As far as bubbles go, few were as enthusiastically foretold as this one. Along with meme stocks, the crypto craze has been ridiculed by securities industry veterans almost since the moment it began, with the pitch of the critique growing along with the price of Bitcoin in 2020. Charlie Munger once said he admired the Chinese for banning it, while Black Swan author Nassim Nicholas Taleb likened Bitcoin to a “tumor.”
They came off as cranks then. Now those predictions are coming true as the Fed tightens the screws. Meme stocks are little more than a sideshow, save for the occasional pop in the likes of AMC Entertainment Holdings and GameStop Corp. Highly speculative growth shares have crumbled, dragging Cathie Wood’s Ark Innovation exchange-traded fund — one of the highest-fliers of the pandemic era — to its lowest level since 2020.
A bull market masks a lot of sins, only to be laid bare by a turn of the cycle. History is littered with such examples, perhaps none more famous than the demise of Bernard Madoff’s massive Ponzi scheme, which hummed along for at least 15 years before plunging equity markets in 2008 led clients to seek more withdrawals than he could accommodate.
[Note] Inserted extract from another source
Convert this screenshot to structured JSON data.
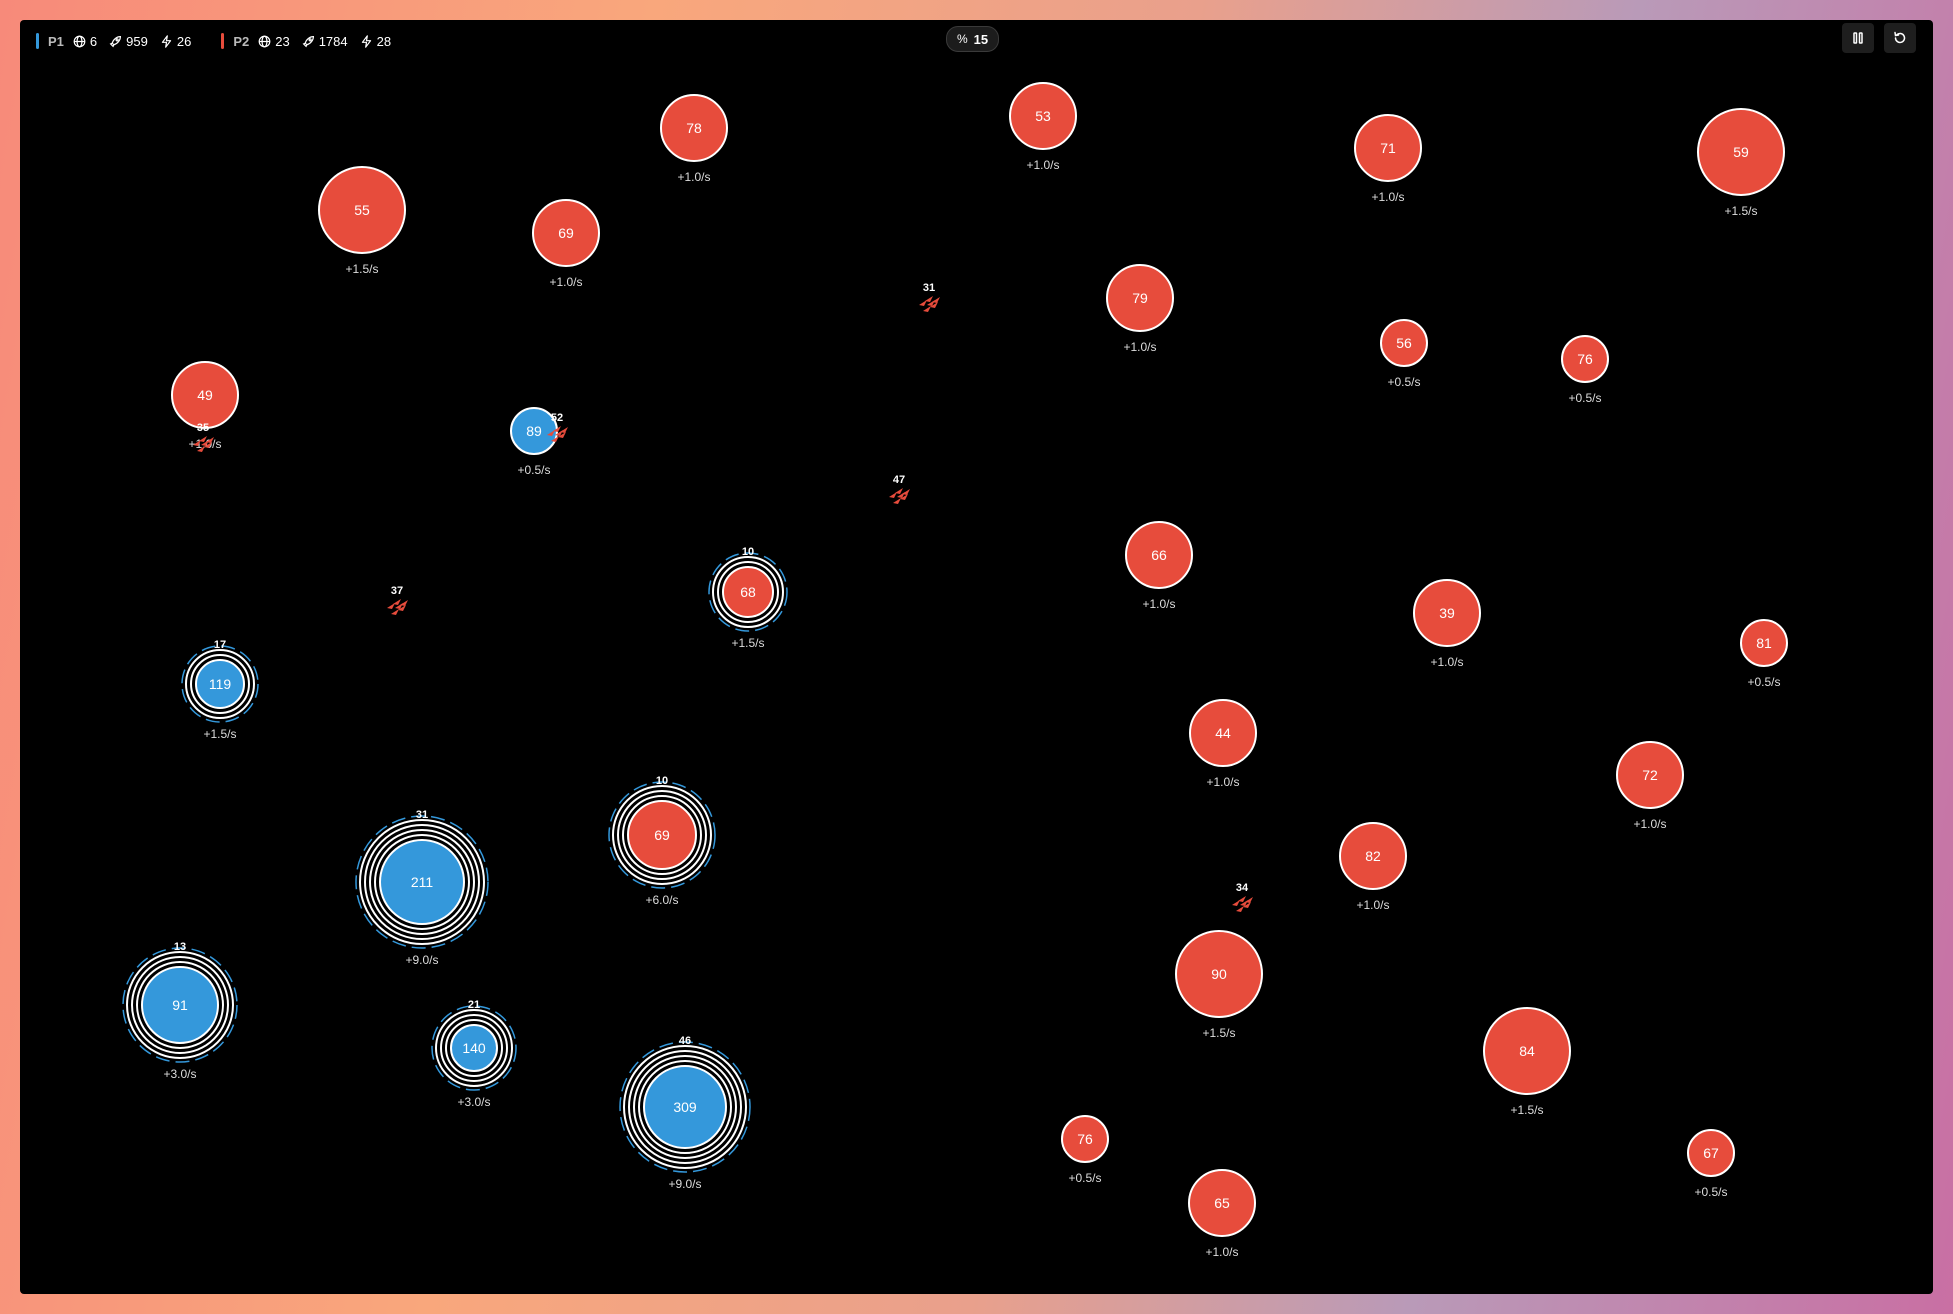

“You need to have a degree of volatility in financial markets because that will prevent overlevering and taking advantage of the system,” said Michael O’Rourke, chief market strategist at Jonestrading. “Madoff was only exposed because of the global financial crisis.”
Even with regulation seemingly on the horizon for the crypto industry, the off-shore location of many crypto firms (FTX included) has left authorities like the Securities and Exchange Commission with their hands tied. Hester M. Peirce, an SEC Commissioner, said that questions around lack of jurisdictional clarity are “partly our fault” given investors and businesses had asked the watchdog “time and time again to provide more clarity about where our jurisdiction lies and we’ve not done so.”
As a result, the financial playground that is crypto has been allowed to flourish with limited oversight. “There isn’t a holistic digital asset regime that is accepted globally, and that that creates massive opportunities,” said Jay Wilson, investment director at London-based venture capital firm AlbionVC.
The cost is clear to Bokeh’s Forrest: this will happen again. The players and details will be different, she said, but human psychology will be the same.
“People don’t change. People just don’t change,” Forrest said. “As much as we’d like to think we learn from the past — we may learn not to invest in WorldCom, but we don’t know to not look for another one.”